When the Marshall Rotary club, was established, in 1919, no one thought it would play a prominent role in the shaping of a new avenue of service in Rotary, so, when it introduced a novel new element (Youth Services) into what had heretofore been a dignified and austere organization, it attracted little attention.
Outside of Marshall Rotary was focused on building public restrooms, providing clean safe drinking water, planting trees, minimizing social and economic conflicts, promoting cultural understanding, eradiating POLIO, and promoting conflict-resolution instead of war.
To be sure, The Rotary Club of Marshall Texas was vitally interested and involved in those things too and embraced them all in their turn, as well as being active in the civic affairs of Marshall and the surrounding area, but economic and cultural pressures on businesses and large landowners in east Texas, presented a moral and ethical dilemma for the young club.
Cheap labor was plentiful in east Texas, especially child labor, consisting mainly of children of poor parents, and children of ex-slaves and immigrants.  They were being exploited in businesses, shops, and farms throughout the area, sadly, like they are in many countries today.
As a result, the children were either pulled into the system and swallowed up, or cast off with little thought for the consequences or their wellbeing.
Rotarians of Marshall decided that defending and helping those children, essentially reshaping their future, was to be one of their top priorities from the very beginning and has continued as a major part of the Marshall Rotary club’s service projects in one form or the other since.
During the first few months of its existence, the club explored several ways to assist the children in need.
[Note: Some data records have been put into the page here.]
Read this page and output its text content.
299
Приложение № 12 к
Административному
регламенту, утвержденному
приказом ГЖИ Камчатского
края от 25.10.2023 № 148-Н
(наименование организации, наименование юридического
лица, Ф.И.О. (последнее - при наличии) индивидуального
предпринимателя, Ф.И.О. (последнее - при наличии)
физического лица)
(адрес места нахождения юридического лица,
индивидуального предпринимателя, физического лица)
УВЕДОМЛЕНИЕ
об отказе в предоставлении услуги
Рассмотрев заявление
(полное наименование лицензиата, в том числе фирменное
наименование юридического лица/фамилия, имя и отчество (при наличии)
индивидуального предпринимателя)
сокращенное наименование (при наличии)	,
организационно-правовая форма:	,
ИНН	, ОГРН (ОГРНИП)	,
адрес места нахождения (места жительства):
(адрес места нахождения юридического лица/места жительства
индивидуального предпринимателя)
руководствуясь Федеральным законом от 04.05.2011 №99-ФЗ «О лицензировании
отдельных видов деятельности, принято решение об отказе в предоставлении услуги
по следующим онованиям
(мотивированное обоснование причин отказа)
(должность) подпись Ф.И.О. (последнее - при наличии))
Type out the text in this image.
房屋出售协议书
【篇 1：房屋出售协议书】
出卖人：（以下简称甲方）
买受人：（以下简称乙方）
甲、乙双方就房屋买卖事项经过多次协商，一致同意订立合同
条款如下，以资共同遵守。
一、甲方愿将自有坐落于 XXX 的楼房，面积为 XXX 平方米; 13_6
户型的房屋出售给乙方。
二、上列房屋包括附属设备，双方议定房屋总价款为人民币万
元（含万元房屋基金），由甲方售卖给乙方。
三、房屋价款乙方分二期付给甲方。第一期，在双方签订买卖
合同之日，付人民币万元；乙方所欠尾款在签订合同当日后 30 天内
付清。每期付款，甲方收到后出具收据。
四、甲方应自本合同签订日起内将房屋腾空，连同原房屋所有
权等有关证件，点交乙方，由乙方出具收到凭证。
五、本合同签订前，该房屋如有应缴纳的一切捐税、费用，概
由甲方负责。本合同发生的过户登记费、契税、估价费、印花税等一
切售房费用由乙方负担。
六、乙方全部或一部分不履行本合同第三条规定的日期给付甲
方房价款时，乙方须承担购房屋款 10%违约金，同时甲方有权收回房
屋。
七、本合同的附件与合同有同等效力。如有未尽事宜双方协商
First, it sent Rotarians to the schools and brought students from the schools to club meetings in an attempt to encourage those in school to stay in school.
It sponsored a “Father and Sons“ banquet in conjunction with a “Father and Sons” movement being observed by Rotary clubs all over the United States. Though it was a fun and enjoyable occasion, the Marshall club realized that giving those kids a pat on the back occasionally, was not really helping the children that needed it most.
Determined to do more, the club launched a formal program attacking the “gorilla-in-the-room”, with every weapon at their disposal, in this case, the Vocational Guidance and Employment Resolution, stated in “The Marshall Messenger” article,  June 15th, 1920”.  
A defined program for boys was inaugurated, a resolutions drawn up and adopted by the boys committee, and presented to the club by chairman August Carter.
Leading features of the program were the keeping in school of boys who should be in school, securing work for boys who should be at work, and assisting needy boys, in securing an education.”
The following resolution was adopted at that meeting:
“Be it Resolved---
            First – To ask the business men not to employ boys under the age of fourteen years, but to encourage them to attend school and finish a high school education
Second -- That a boy who has not finished the 4th grade, regardless of age, must not be employed during school hours, this being a state law.
Third -- That the school superintendent will allow a special permit to any student in high school after he has finished his last recitation to be excused to take up such duties as he may have in the way of work -- this special permit is to continue for such time as the student keeps up his studies, and when he fails to keep up with his studies, this permit will be canceled.
Fourth – A special committee to be known as the Vocational Guidance and Employment, committee, with Mr. Geo. A. Handler as chairman is appointed.  Mr. Handler will name such members from the Rotary club as he sees fit to cooperate and assist him with this work.  The boys may appeal to this committee, list their names far employment, and the committee will assist them in every way possible as an advisory board.  We urge all boys to let the Rotary club know, through this committee, what can be done to assist them. This committee will also assist businessmen in securing for them such help as they may require from the boys and young men, and they businessmen are required to corporate with this committee.
Fifth -- That any citizen who can suggest a place in Harrison County suitable for a boys’ encampment this summer, is urged to communicate with the Rotary club.  That every businessman will make a special effort to investigate the social, and moral case of each child as he finds in need of assistance.”
In retrospect, this decision was a mini-declaration of war on the ethics and morality that permeated the business practices of the day, and to offer, free of charge, their services to see that no more children were ever exploited in Marshall or Harrison County again.
Sadly, there is no written evidence that the plan actually helped any children, but the Rotary club’s announcement to the world that day, proclaiming to the world, that child labor would no longer be exploited in Marshall or  Harrison County, became but one of many skirmishes that  influenced the larger Rotary organization to become more directly, agressively, and effectively involved in servce to youth and so, will receive a place of honor, when we celebrate “A Century of Changing Lives in Marshall – and Beyond”, August 24th, 2019.